The Clinical Characteristics, Severity, and Seasonality of RSV Subtypes Among Hospitalized Children in Jordan.

01 Sep 2021
Yanis A, Haddadin Z, Rahman H, Guevara C, McKay KG, Probst V, Williams JV, Faouri S, Shehabi A, Khuri-Bulos N, Halasa NB


Respiratory syncytial virus (RSV) is a leading cause of acute respiratory infection (ARI) in young children worldwide. Multiple factors affect RSV disease severity, and data regarding differences between RSV subtypes severity are controversial. This study aimed to evaluate the clinical characteristics, seasonality and severity of RSV subtypes in children.


As part of a prospective ARI surveillance study conducted from March 2010 to March 2013 in Amman, Jordan, children less than 2 years with fever and/or respiratory symptoms were enrolled. Demographic and clinical characteristics were collected through parental interviews and medical chart review. The treating physician collected severity score data at admission. Nasal and throat swabs were collected and tested. Multivariable regression models were used to compare the odds of increased disease severity across a priori selected predictors of interest.

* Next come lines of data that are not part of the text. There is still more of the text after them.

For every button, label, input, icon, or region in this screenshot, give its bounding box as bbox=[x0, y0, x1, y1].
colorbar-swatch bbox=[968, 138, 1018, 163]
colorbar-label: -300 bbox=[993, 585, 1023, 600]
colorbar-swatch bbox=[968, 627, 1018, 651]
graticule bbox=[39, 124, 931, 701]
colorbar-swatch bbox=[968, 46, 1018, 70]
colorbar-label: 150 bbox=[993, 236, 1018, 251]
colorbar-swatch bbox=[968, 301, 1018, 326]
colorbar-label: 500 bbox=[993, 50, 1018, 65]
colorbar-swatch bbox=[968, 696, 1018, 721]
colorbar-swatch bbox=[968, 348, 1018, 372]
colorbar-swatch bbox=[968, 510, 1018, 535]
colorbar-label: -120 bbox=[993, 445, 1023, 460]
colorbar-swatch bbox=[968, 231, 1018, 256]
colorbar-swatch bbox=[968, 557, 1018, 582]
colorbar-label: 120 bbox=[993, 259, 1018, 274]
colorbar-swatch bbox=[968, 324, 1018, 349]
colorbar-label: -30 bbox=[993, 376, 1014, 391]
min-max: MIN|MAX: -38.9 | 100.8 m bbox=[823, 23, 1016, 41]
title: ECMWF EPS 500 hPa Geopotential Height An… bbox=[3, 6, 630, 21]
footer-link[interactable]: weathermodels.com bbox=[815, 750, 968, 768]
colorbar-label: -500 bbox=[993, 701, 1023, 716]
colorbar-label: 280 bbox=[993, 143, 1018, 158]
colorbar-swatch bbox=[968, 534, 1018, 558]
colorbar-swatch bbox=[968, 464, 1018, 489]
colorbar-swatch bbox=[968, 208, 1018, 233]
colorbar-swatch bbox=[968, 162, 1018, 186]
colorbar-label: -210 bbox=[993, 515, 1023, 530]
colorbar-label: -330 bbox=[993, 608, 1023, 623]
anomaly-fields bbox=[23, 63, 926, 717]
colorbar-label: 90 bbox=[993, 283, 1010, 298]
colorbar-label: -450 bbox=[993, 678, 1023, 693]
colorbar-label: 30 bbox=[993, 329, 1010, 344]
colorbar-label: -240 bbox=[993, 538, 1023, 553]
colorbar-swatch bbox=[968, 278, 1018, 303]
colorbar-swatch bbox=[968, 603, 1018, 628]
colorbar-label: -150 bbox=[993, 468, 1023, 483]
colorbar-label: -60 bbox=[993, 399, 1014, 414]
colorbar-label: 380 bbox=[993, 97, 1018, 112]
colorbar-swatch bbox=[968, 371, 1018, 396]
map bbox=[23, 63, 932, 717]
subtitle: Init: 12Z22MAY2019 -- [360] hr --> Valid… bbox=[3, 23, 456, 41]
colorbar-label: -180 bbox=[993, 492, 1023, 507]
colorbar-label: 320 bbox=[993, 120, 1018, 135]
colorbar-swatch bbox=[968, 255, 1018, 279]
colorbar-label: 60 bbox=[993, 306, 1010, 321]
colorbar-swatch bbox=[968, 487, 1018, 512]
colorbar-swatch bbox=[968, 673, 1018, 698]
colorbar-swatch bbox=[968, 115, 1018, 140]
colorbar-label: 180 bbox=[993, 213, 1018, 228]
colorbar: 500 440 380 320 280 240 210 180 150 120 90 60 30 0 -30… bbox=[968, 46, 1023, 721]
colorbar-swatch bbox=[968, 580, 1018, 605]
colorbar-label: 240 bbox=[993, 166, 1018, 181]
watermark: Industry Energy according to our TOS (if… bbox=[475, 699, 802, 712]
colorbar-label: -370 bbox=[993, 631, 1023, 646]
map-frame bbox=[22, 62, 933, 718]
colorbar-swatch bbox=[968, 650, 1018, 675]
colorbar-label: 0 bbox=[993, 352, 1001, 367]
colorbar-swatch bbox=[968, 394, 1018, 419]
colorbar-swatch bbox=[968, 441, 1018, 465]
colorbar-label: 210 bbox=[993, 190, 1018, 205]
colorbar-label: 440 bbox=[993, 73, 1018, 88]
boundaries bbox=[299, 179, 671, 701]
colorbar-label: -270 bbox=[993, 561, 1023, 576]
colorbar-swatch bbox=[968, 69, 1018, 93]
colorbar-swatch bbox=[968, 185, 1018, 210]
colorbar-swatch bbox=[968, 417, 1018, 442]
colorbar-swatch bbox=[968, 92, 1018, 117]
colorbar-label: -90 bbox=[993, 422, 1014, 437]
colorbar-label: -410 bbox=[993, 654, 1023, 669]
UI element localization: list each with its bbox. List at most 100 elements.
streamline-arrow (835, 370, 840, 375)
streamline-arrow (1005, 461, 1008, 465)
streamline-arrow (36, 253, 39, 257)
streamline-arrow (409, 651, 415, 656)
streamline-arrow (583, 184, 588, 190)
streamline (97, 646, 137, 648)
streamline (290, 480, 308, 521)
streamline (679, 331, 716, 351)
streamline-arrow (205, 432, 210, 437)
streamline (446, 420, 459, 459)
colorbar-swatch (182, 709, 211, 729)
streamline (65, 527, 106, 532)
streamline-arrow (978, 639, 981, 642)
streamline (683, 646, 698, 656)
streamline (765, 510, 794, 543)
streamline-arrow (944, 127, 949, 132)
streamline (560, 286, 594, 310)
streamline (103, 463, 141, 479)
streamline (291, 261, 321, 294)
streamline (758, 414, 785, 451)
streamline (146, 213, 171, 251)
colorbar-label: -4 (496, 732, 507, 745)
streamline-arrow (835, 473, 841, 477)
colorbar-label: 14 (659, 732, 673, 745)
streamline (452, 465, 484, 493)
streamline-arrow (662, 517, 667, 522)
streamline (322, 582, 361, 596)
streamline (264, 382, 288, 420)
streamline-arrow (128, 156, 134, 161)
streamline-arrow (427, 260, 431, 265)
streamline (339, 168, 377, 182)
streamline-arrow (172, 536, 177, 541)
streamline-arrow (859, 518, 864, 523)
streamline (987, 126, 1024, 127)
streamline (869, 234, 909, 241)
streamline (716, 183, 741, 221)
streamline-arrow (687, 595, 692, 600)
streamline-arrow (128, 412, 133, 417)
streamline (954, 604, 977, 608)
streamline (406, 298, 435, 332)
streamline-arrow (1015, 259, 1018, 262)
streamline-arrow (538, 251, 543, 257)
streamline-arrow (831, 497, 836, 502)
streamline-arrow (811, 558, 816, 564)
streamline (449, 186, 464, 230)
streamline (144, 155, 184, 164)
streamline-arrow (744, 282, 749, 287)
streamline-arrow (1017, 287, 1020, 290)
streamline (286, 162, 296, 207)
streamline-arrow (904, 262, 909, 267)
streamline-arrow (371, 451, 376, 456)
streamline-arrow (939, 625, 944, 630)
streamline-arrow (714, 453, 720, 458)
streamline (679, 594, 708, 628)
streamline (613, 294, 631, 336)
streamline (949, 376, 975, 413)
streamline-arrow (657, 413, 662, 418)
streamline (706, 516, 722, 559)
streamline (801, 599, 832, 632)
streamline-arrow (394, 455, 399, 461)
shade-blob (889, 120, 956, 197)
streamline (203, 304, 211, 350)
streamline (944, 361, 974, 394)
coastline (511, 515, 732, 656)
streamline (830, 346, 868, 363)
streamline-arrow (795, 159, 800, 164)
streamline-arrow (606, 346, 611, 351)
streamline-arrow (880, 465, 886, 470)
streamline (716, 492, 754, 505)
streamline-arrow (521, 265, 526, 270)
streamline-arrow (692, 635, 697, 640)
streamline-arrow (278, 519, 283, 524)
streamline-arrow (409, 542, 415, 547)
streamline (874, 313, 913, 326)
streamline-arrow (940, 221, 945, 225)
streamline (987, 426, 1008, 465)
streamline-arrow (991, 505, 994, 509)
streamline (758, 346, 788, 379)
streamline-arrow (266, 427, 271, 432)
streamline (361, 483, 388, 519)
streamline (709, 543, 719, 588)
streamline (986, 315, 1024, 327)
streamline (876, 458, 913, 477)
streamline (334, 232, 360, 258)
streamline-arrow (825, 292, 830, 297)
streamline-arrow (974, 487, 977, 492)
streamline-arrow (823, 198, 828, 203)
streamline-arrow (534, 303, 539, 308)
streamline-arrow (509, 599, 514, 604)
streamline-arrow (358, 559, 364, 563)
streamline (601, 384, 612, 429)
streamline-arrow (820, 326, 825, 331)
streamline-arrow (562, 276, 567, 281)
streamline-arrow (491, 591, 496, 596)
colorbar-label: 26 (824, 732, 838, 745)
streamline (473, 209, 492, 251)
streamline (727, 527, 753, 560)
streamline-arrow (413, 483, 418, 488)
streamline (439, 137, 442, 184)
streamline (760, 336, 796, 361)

Overall, 1397/3168 (44%) children were RSV positive, with a mean age of 5.3 months (±4.8 SD), 59.7% were male, 6.4% had an underlying medical condition (UMC), 63.6% were RSV-A positive, 25.2% were RSV-B positive, 0.6% were positive for both, and 10.6% could not be typed. Both RSV subtypes peaked in January-March of each year. RSV A-positive children were more likely to present with decreased appetite but less likely to have viral co-detection than RSV B-positive children. Independent factors associated with RSV disease severity included cycle threshold value, vitamin D level, age, UMC, prematurity and severity score, but not RSV subtypes.


RSV subtypes co-circulated and had similar severity profiles; future preventive and treatment measures should target both subtypes.